Step 4.2) embedding of the new node obtained for the forward calculation as v' i The method adopts a graph pooling technology to obtain global and local scores, and specifically comprises the following steps: the resulting global score
Figure BDA00036529677100000612
Local score for kth amino acid
Figure BDA00036529677100000613
Wherein:
Figure BDA00036529677100000614
to form the kthThe collection of heavy atoms of an amino acid,
Figure BDA00036529677100000615
b l ,
Figure BDA00036529677100000616
b m the weights and offsets of the global and local fully connected layers, respectively.

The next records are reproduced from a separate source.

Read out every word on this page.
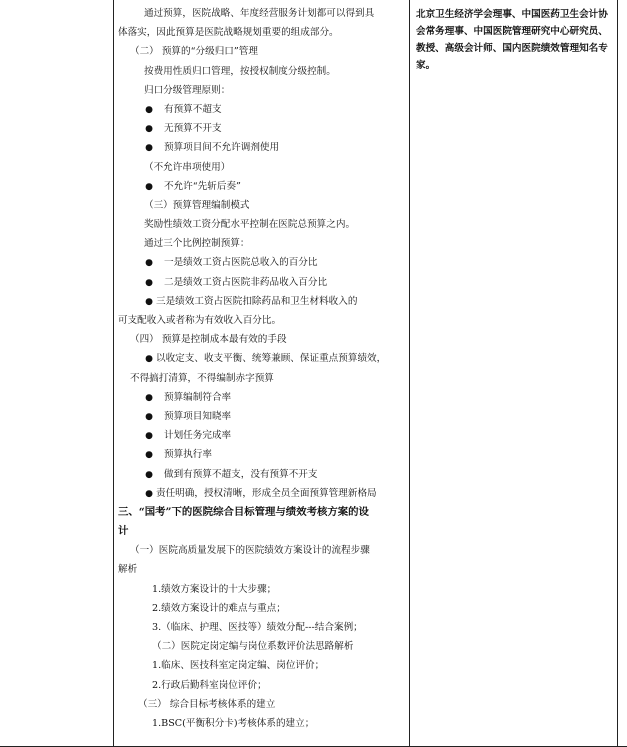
通过预算，医院战略、年度经营服务计划都可以得到具
体落实，因此预算是医院战略规划重要的组成部分。
（二） 预算的“分级归口”管理
按费用性质归口管理，按授权制度分级控制。
归口分级管理原则：
● 有预算不超支
● 无预算不开支
● 预算项目间不允许调剂使用
（不允许串项使用）
● 不允许“先斩后奏”
（三）预算管理编制模式
奖励性绩效工资分配水平控制在医院总预算之内。
通过三个比例控制预算：
● 一是绩效工资占医院总收入的百分比
● 二是绩效工资占医院非药品收入百分比
● 三是绩效工资占医院扣除药品和卫生材料收入的
可支配收入或者称为有效收入百分比。
（四） 预算是控制成本最有效的手段
● 以收定支、收支平衡、统筹兼顾、保证重点预算绩效，
不得搞打清算，不得编制赤字预算
● 预算编制符合率
● 预算项目知晓率
● 计划任务完成率
● 预算执行率
● 做到有预算不超支，没有预算不开支
● 责任明确，授权清晰，形成全员全面预算管理新格局
三、“国考”下的医院综合目标管理与绩效考核方案的设
计
（一）医院高质量发展下的医院绩效方案设计的流程步骤
解析
1.绩效方案设计的十大步骤；
2.绩效方案设计的难点与重点；
3.（临床、护理、医技等）绩效分配---结合案例；
（二）医院定岗定编与岗位系数评价法思路解析
1.临床、医技科室定岗定编、岗位评价；
2.行政后勤科室岗位评价；
（三） 综合目标考核体系的建立
1.BSC(平衡积分卡)考核体系的建立；
北京卫生经济学会理事、中国医药卫生会计协会常务理事、中国医院管理研究中心研究员、教授、高级会计师、国内医院绩效管理知名专家。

Step 4.3) updating delta by using a random gradient descent algorithm according to the loss function θ Kth time parameter θ in network k Is concretely provided with
Figure BDA00036529677100000617
Wherein: λ is a preset learning rate,
Figure BDA00036529677100000618
is the corresponding gradient value found by the loss function. Specifically, assuming that the sample is composed of L amino acids, the final score obtained by the network is
Figure BDA00036529677100000619
Figure BDA00036529677100000620
The corresponding genuine tag value is also
Figure BDA00036529677100000621
Figure BDA00036529677100000622
The loss function of the sample
Figure BDA00036529677100000623
Figure BDA00036529677100000624
Wherein: ε (. cndot.) is a step function.

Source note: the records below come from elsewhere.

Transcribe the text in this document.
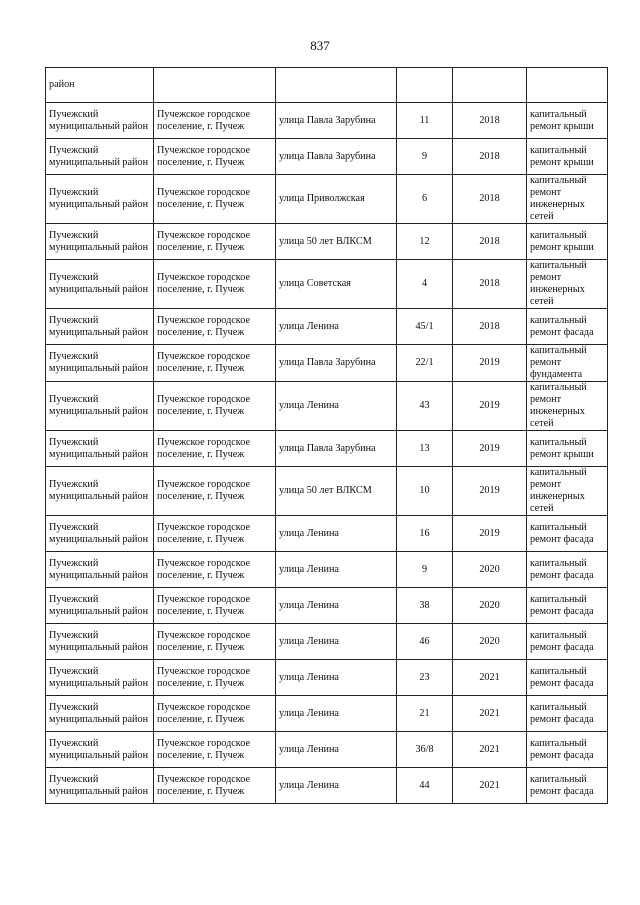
837
район					
Пучежский муниципальный район	Пучежское городское поселение, г. Пучеж	улица Павла Зарубина	11	2018	капитальный ремонт крыши
Пучежский муниципальный район	Пучежское городское поселение, г. Пучеж	улица Павла Зарубина	9	2018	капитальный ремонт крыши
Пучежский муниципальный район	Пучежское городское поселение, г. Пучеж	улица Приволжская	6	2018	капитальный ремонт инженерных сетей
Пучежский муниципальный район	Пучежское городское поселение, г. Пучеж	улица 50 лет ВЛКСМ	12	2018	капитальный ремонт крыши
Пучежский муниципальный район	Пучежское городское поселение, г. Пучеж	улица Советская	4	2018	капитальный ремонт инженерных сетей
Пучежский муниципальный район	Пучежское городское поселение, г. Пучеж	улица Ленина	45/1	2018	капитальный ремонт фасада
Пучежский муниципальный район	Пучежское городское поселение, г. Пучеж	улица Павла Зарубина	22/1	2019	капитальный ремонт фундамента
Пучежский муниципальный район	Пучежское городское поселение, г. Пучеж	улица Ленина	43	2019	капитальный ремонт инженерных сетей
Пучежский муниципальный район	Пучежское городское поселение, г. Пучеж	улица Павла Зарубина	13	2019	капитальный ремонт крыши
Пучежский муниципальный район	Пучежское городское поселение, г. Пучеж	улица 50 лет ВЛКСМ	10	2019	капитальный ремонт инженерных сетей
Пучежский муниципальный район	Пучежское городское поселение, г. Пучеж	улица Ленина	16	2019	капитальный ремонт фасада
Пучежский муниципальный район	Пучежское городское поселение, г. Пучеж	улица Ленина	9	2020	капитальный ремонт фасада
Пучежский муниципальный район	Пучежское городское поселение, г. Пучеж	улица Ленина	38	2020	капитальный ремонт фасада
Пучежский муниципальный район	Пучежское городское поселение, г. Пучеж	улица Ленина	46	2020	капитальный ремонт фасада
Пучежский муниципальный район	Пучежское городское поселение, г. Пучеж	улица Ленина	23	2021	капитальный ремонт фасада
Пучежский муниципальный район	Пучежское городское поселение, г. Пучеж	улица Ленина	21	2021	капитальный ремонт фасада
Пучежский муниципальный район	Пучежское городское поселение, г. Пучеж	улица Ленина	36/8	2021	капитальный ремонт фасада
Пучежский муниципальный район	Пучежское городское поселение, г. Пучеж	улица Ленина	44	2021	капитальный ремонт фасада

Step 4.4) after the iteration of the appointed times is finished, inquiring the optimal model parameter which is expressed on the verification set under the storage path, predicting on the test set,by comparing Pearson coefficients of two vectors in the test set (Score, Y)
Figure BDA00036529677100000625
Figure BDA00036529677100000626
Judging whether the hyper-parameters need to be adjusted, wherein: cov (-) is covariance, Δ is standard deviation.
Step 5) for the protein-like bait structure waiting for prediction, firstly, the processing of step 1 and step 2 is carried out to obtain the protein map thereof, and the final result obtained by inputting the protein map into the map neural network is the prediction score of the protein-like bait structure.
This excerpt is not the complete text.